On Feb. 22, the Nye County Sheriff’s Office conducted a search warrant based on allegations of sexual harassment and financial cover-ups. Later that month, former CEO Angela Evans was arrested on suspicion of embezzlement. The district attorney’s office has not filed charges, but the utility cut ties with her this week.
According to some energy experts, cooperatives’ lack of regulatory oversight makes them more susceptible to scandals. Others say allegations like these are rare and could take place within any type of utility.
Hank James, executive director of the Nevada Rural Electric Association, a nonprofit group that represents several power buyers, said the level of allegations toward a cooperative utility like VEA have “no precedent, certainly not in Nevada.”
Cooperatives are run by a member-elected board, unlike regulated electric utilities such as NV Energy and Southwest Gas Co. Regulated utilities like NV Energy must go to the Public Utilities Commission of Nevada if they want to change rates or add any sort of energy option, while cooperatives’ board members have the authority to make such decisions.
Rob Wilhite, managing director of energy for consultancy firm Navigant, said both types of utilities are usually impervious to scandals.
“That doesn’t happen very often, period, in this industry,” he said.
Kevin O’Donnell, a financial analyst with North Carolina-based Nova Energy Consultants, believes cooperatives are more susceptible to scandals.
“It’s almost impossible with a municipal utility because everything is public,” he said. “It’s not like all cooperatives are bad. There are a tremendous amount of good ones. The fact that they’re not regulated tends to present problems.”
O’Donnell said cooperatives often lack the level of transparency found in other utilities because they’re self-regulated.
Wilhite disagreed, saying board members usually try to be transparent with members because they’re from the same community.
“I think the cooperative governance process tends to have a fair amount of transparency to it,” he said. “It’s not universally across the board, but some do a better job providing than others.”
While Valley Electric isn’t overseen by a regulatory commission, it did release a 2018 audit to the public that showed its 2018 financial statements “present fairly” its financial position.
Jon Wellinghoff, CEO and founder of consulting company Grid Policy, said that though the method of oversight is different, cooperatives aren’t more prone to scandals than other utilities.
“That happens in any corporation, whether its regulated or unregulated,” he said.
The solution to bad actors in a cooperative is more regulation, O’Donnell said.
“If you want to prevent any issues like this going forward, the best way is to have them rate-regulated,” he said. “Then, the rates are public. The details of all their financial transactions are public access to state regulators. There’s less of a likelihood anything can slip by.”
Former PUC Chairwoman Alaina Burtenshaw said she believes investor-owned electric utilities like NV Energy are subject to a significantly higher level of regulation. Every rate change must first be approved by the PUC, and the utility is subject to investigations and rule-making.
But Wilhite said regulation isn’t a guaranteed cure-all.

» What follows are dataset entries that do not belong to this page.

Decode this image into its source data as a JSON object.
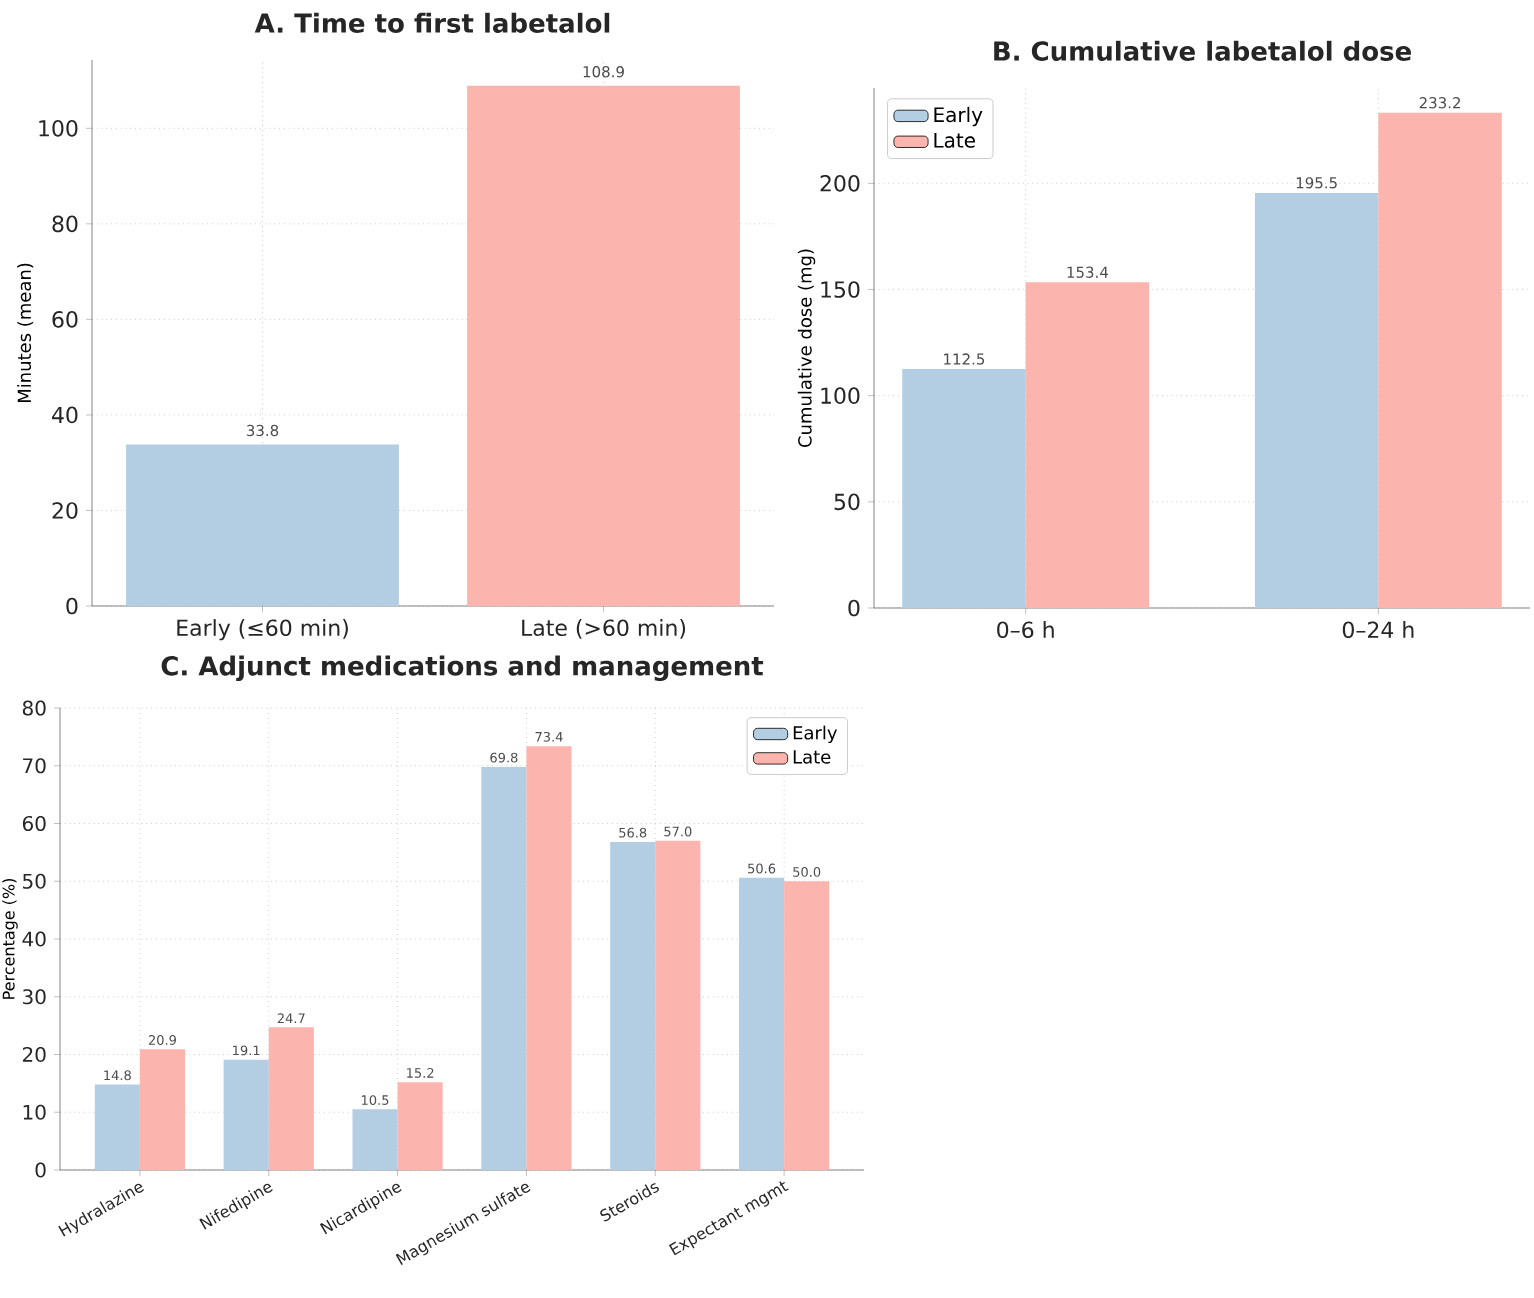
{
  "chart_data": [
    {
      "type": "bar",
      "title": "A. Time to first labetalol",
      "ylabel": "Minutes (mean)",
      "categories": [
        "Early (≤60 min)",
        "Late (>60 min)"
      ],
      "values": [
        33.8,
        108.9
      ],
      "colors": [
        "#b3cde3",
        "#fbb4ae"
      ],
      "ylim": [
        0,
        114.3
      ],
      "yticks": [
        0,
        20,
        40,
        60,
        80,
        100
      ],
      "grid": true,
      "data_labels": true
    },
    {
      "type": "bar",
      "title": "B. Cumulative labetalol dose",
      "ylabel": "Cumulative dose (mg)",
      "categories": [
        "0–6 h",
        "0–24 h"
      ],
      "series": [
        {
          "name": "Early",
          "color": "#b3cde3",
          "values": [
            112.5,
            195.5
          ]
        },
        {
          "name": "Late",
          "color": "#fbb4ae",
          "values": [
            153.4,
            233.2
          ]
        }
      ],
      "ylim": [
        0,
        244.9
      ],
      "yticks": [
        0,
        50,
        100,
        150,
        200
      ],
      "grid": true,
      "legend": "top left",
      "data_labels": true
    },
    {
      "type": "bar",
      "title": "C. Adjunct medications and management",
      "ylabel": "Percentage (%)",
      "categories": [
        "Hydralazine",
        "Nifedipine",
        "Nicardipine",
        "Magnesium sulfate",
        "Steroids",
        "Expectant mgmt"
      ],
      "series": [
        {
          "name": "Early",
          "color": "#b3cde3",
          "values": [
            14.8,
            19.1,
            10.5,
            69.8,
            56.8,
            50.6
          ],
          "value_labels": [
            "14.8",
            "19.1",
            "10.5",
            "69.8",
            "56.8",
            "50.6"
          ]
        },
        {
          "name": "Late",
          "color": "#fbb4ae",
          "values": [
            20.9,
            24.7,
            15.2,
            73.4,
            57.0,
            50.0
          ],
          "value_labels": [
            "20.9",
            "24.7",
            "15.2",
            "73.4",
            "57.0",
            "50.0"
          ]
        }
      ],
      "ylim": [
        0,
        80
      ],
      "yticks": [
        0,
        10,
        20,
        30,
        40,
        50,
        60,
        70,
        80
      ],
      "grid": true,
      "legend": "top right"
    }
  ]
}
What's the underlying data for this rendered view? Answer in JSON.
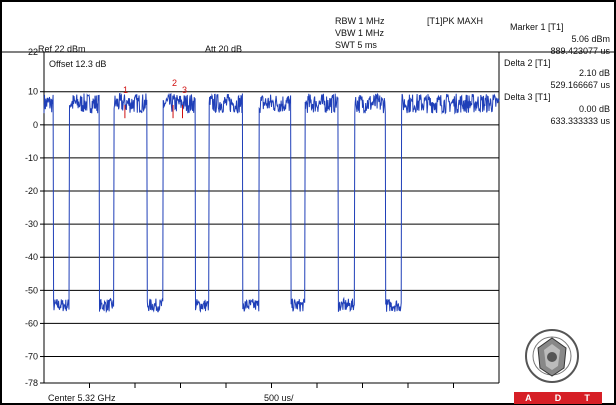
{
  "header": {
    "ref": "Ref 22 dBm",
    "att": "Att  20 dB",
    "rbw": "RBW 1 MHz",
    "vbw": "VBW 1 MHz",
    "swt": "SWT 5 ms",
    "trace_mode": "[T1]PK MAXH",
    "offset": "Offset 12.3 dB"
  },
  "markers": {
    "m1_title": "Marker 1 [T1]",
    "m1_level": "5.06 dBm",
    "m1_time": "889.423077 us",
    "d2_title": "Delta 2 [T1]",
    "d2_level": "2.10 dB",
    "d2_time": "529.166667 us",
    "d3_title": "Delta 3 [T1]",
    "d3_level": "0.00 dB",
    "d3_time": "633.333333 us",
    "label_1": "1",
    "label_2": "2",
    "label_3": "3"
  },
  "footer": {
    "center": "Center 5.32 GHz",
    "span": "500 us/"
  },
  "logo": {
    "adt_a": "A",
    "adt_d": "D",
    "adt_t": "T"
  },
  "colors": {
    "trace": "#1f3fb8",
    "marker": "#d01010",
    "grid": "#000000",
    "adt": "#d61f26"
  },
  "chart_data": {
    "type": "line",
    "y_tick_labels": [
      "22",
      "10",
      "0",
      "-10",
      "-20",
      "-30",
      "-40",
      "-50",
      "-60",
      "-70",
      "-78"
    ],
    "ylim": [
      -78,
      22
    ],
    "xlim_us": [
      0,
      5000
    ],
    "x_div_us": 500,
    "ref_level_dbm": 22,
    "series": [
      {
        "pulse_on_level_dbm": 7,
        "pulse_off_level_dbm": -54,
        "off_intervals_us": [
          [
            104,
            277
          ],
          [
            610,
            767
          ],
          [
            1133,
            1307
          ],
          [
            1661,
            1813
          ],
          [
            2185,
            2362
          ],
          [
            2712,
            2865
          ],
          [
            3233,
            3412
          ],
          [
            3753,
            3925
          ]
        ]
      }
    ]
  }
}
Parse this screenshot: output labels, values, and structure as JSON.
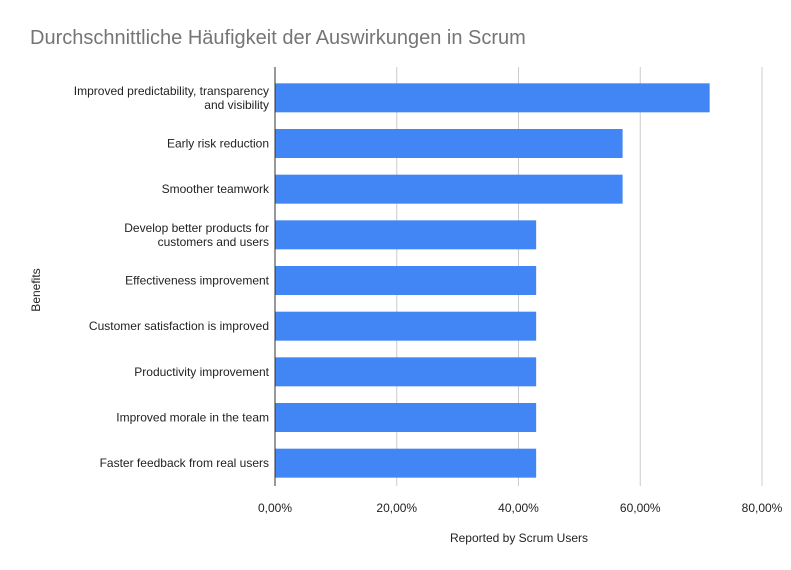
{
  "chart_data": {
    "type": "bar",
    "orientation": "horizontal",
    "title": "Durchschnittliche Häufigkeit der Auswirkungen in Scrum",
    "xlabel": "Reported by Scrum Users",
    "ylabel": "Benefits",
    "categories": [
      [
        "Improved predictability, transparency",
        "and visibility"
      ],
      [
        "Early risk reduction"
      ],
      [
        "Smoother teamwork"
      ],
      [
        "Develop better products for",
        "customers and users"
      ],
      [
        "Effectiveness improvement"
      ],
      [
        "Customer satisfaction is improved"
      ],
      [
        "Productivity improvement"
      ],
      [
        "Improved morale in the team"
      ],
      [
        "Faster feedback from real users"
      ]
    ],
    "values": [
      71.4,
      57.1,
      57.1,
      42.9,
      42.9,
      42.9,
      42.9,
      42.9,
      42.9
    ],
    "xlim": [
      0,
      80
    ],
    "xticks": [
      0,
      20,
      40,
      60,
      80
    ],
    "xtick_labels": [
      "0,00%",
      "20,00%",
      "40,00%",
      "60,00%",
      "80,00%"
    ],
    "grid": "vertical",
    "legend": "none",
    "colors": {
      "bar": "#4285f4",
      "grid": "#cccccc",
      "axis": "#333333",
      "title": "#757575"
    }
  }
}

“There’s no guarantee that incidents like this will not occur,” he said.
While experts say scandals in utilities are rare, there are examples of cases across the country.
Five officials of the Connecticut Municipal Electric Energy Cooperative were indicted after a two-year investigation by the FBI. The utility’s CEO and other officials were charged with theft of federal funds, and were accused of using money from the cooperative for trips to places like the Kentucky Derby, according to the U.S. Department of Justice.
California-based PG&E Corp., which owns the state’s largest electric utility, announced bankruptcy in January after its infrastructure was linked to last year’s Camp Fire wildfire. And Houston-based Enron is infamous for its accounting a scandal that led to its 2001 bankruptcy.